I’m trying to remember everything that’s happened to Ben-David tonight. He’s been attacked on a subway platform (the bruise marks are still visible on his throat), he has leapt onto the tracks in front of a train, experienced the murder of his friend Ellie—and the killer is still out there, probably searching for him right now to finish the job.

  ME

  How does it feel being a Righteous Man?

  BEN-DAVID

  It’s the kind of attention I can do without.

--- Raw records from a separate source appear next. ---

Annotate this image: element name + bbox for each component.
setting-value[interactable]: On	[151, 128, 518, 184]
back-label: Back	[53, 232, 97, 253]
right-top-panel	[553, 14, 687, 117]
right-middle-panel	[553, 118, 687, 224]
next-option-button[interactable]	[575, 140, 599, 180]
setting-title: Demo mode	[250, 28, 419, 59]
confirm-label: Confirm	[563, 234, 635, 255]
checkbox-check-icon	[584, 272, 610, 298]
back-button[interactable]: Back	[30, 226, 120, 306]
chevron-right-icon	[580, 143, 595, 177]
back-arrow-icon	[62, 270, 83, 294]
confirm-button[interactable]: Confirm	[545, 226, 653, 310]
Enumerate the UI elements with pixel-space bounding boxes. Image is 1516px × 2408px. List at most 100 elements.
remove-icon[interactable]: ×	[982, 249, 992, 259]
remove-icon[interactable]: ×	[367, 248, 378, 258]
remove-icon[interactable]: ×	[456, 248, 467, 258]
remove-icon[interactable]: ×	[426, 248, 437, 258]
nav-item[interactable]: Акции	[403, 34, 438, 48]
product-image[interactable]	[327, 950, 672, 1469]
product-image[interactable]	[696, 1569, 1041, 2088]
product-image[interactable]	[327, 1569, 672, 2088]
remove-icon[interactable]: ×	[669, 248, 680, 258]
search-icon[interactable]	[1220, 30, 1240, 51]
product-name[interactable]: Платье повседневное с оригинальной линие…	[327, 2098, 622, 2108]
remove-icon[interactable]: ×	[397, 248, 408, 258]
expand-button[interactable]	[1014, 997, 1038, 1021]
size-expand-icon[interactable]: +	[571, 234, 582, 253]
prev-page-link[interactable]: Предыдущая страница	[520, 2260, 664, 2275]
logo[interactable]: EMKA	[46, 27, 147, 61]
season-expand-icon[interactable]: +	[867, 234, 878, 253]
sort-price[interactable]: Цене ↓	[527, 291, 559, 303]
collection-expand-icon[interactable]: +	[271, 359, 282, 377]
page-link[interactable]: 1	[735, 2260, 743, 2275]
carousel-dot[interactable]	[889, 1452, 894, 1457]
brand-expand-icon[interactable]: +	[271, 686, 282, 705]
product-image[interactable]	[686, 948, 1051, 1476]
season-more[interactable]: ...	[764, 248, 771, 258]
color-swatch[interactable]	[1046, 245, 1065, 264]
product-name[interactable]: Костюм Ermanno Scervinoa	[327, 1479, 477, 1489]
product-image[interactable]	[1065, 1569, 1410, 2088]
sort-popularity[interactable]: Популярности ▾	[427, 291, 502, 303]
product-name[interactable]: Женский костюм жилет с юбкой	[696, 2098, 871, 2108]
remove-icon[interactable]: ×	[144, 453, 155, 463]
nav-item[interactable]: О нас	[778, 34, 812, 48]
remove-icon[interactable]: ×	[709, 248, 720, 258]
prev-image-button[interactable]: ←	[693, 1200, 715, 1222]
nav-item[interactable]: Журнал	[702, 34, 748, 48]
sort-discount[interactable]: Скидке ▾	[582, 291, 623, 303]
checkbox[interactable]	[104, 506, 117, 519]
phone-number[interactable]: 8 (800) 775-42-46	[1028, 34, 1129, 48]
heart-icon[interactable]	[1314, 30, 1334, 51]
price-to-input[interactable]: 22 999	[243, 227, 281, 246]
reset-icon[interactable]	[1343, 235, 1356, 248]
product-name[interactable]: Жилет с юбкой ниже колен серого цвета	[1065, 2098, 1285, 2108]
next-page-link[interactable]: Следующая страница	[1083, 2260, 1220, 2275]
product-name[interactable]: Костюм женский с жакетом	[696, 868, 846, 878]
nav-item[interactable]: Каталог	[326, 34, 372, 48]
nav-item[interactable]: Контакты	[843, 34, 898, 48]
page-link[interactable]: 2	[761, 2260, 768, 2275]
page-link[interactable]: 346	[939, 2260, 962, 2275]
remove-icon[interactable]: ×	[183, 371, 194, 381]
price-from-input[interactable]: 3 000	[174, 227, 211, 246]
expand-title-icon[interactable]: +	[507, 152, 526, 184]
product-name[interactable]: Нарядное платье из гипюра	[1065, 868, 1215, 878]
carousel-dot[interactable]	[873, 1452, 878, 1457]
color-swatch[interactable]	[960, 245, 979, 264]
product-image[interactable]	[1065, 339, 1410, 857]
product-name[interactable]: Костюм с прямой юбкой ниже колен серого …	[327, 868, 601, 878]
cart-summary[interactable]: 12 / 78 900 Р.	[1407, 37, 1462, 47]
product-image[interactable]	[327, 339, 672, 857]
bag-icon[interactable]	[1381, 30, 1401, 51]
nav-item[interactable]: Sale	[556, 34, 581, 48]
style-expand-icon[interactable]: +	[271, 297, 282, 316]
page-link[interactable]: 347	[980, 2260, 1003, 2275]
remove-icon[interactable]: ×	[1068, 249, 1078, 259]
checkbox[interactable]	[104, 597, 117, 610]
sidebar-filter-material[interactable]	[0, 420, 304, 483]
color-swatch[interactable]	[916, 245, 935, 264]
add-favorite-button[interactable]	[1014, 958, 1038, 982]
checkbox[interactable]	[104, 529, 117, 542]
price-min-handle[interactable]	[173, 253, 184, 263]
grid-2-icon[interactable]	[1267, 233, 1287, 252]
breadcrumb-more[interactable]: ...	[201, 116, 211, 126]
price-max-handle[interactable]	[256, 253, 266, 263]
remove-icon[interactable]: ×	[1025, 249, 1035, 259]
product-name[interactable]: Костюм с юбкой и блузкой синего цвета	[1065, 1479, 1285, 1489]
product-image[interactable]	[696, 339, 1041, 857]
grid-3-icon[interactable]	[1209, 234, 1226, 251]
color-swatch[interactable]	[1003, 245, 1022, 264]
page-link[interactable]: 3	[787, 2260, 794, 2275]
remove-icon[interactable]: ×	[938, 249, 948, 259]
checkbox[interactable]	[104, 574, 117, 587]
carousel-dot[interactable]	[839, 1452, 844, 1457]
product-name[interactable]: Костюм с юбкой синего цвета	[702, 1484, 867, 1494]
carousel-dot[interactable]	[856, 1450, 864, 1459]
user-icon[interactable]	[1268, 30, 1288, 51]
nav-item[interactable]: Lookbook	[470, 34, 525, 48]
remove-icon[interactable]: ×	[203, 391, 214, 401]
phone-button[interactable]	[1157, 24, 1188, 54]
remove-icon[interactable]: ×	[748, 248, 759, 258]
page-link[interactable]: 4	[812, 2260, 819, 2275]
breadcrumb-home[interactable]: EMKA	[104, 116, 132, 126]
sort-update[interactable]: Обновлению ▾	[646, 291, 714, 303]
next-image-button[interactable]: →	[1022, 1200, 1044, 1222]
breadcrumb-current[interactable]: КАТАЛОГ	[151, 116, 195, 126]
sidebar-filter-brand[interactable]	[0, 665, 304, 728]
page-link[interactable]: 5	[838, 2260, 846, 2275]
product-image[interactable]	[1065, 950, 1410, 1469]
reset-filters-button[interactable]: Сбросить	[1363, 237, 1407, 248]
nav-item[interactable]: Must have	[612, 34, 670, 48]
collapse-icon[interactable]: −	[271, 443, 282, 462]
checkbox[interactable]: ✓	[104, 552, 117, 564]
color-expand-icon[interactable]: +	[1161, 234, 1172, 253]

  I indicate the bathroom. Clean up, I tell him. Take a shower. I offer Rachel and Ben-David dry clothes. From the Lo. My father’s stuff.

  ME

  Here. For what good it’ll do.

  Ben-David showers. He takes cargo pants and a tee. Rachel wants nothing. She towel-dries her hair and uses her fingers to work out the tangles. When I hand her a hot coffee, she meets my eye, something she’s never done. “Thank you,” she says.

  ME

  For what?

  RACHEL

  For that night in the hospital.

  I scramble eggs with bean sprouts and snow peas. I have to close the windows against the gale. The interior is sweltering. We park ourselves on the floor, the three of us with our plates, in the dark away from the door and the windows.

  RACHEL

  Where’s Manning now?

  I describe his location. The feed from his GPS locator displays on my phone. His lapel camera records automatically.